At about 40 light-years from Earth, there is the TRAPPIST-1 system. Seven Earth-sized worlds orbit very close to a red dwarf, much dimmer and cooler than our Sun. Three of these worlds might have the right conditions for life, and astronomers are very interested in studying all of these exoplanets. Observations so far, though, point to a different story.
The first two planets in the system, TRAPPIST-1 b and TRAPPIST-1 c are too close to the star to be habitable, but studying them and their potential atmospheres is very important. Using JWST, researchers estimate that they are most likely without any atmosphere, or at most, have a thin carbon dioxide atmosphere.
This might be a bit disappointing; if these worlds did have an atmosphere, then it would be more likely that planets d, e, and f have one too. The latest work on TRAPPIST-1 b highlights not just the lack of a significant atmosphere either – it also shows that the light of the star was negatively affecting the observations.
“Our observations did not see signs of an atmosphere around TRAPPIST-1 b. This tells us the planet could be a bare rock, have clouds high in the atmosphere or have a very heavy molecule like carbon dioxide that makes the atmosphere too small to detect,” Ryan MacDonald, from the University of Michigan, said in a statement. “But what we do see is that the star is absolutely the biggest effect dominating our observations, and this will do the exact same thing to other planets in the system.”
The team is now working on understanding the “contamination” of starlight in the so-called spectrum of the planet. Some of the light is needed, as astronomers use JWST to see light filtered through the atmosphere. The problem is that TRAPPIST-1 is quite an active star with dark spots and bright faculae, creating ghost signals in the spectrum.
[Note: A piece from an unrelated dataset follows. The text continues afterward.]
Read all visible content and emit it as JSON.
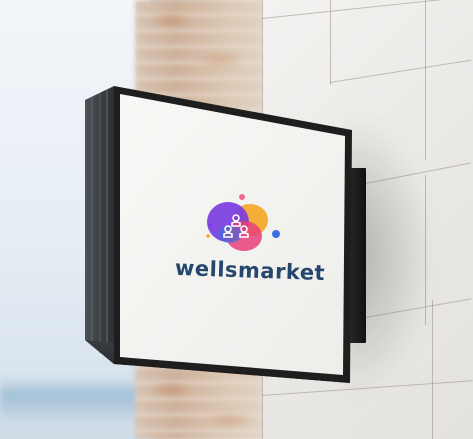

“In addition to the contamination from stellar spots and faculae, we saw a stellar flare, an unpredictable event during which the star looks brighter for several minutes to hours,” lead author Olivia Lim, from the Trottier Institute for Research on Exoplanets at the University of Montreal, explained.
“This flare affected our measurement of the amount of light blocked by the planet. Such signatures of stellar activity are difficult to model but we need to account for them to ensure that we interpret the data correctly.”
“If we don’t figure out how to deal with the star now, it’s going to make it much, much harder when we look at the planets in the habitable zone – TRAPPIST-1 d, e and f – to see any atmospheric signals,” MacDonald said.
TRAPPIST-1 b receives about four times more radiation from its star than Earth does from the Sun – if it had a sizable atmosphere, this means it would be easy to spot. The result of no atmosphere or a very thin one, however, is consistent with previous observations with a different JWST instrument.
The study is published in The Astrophysical Journal Letters.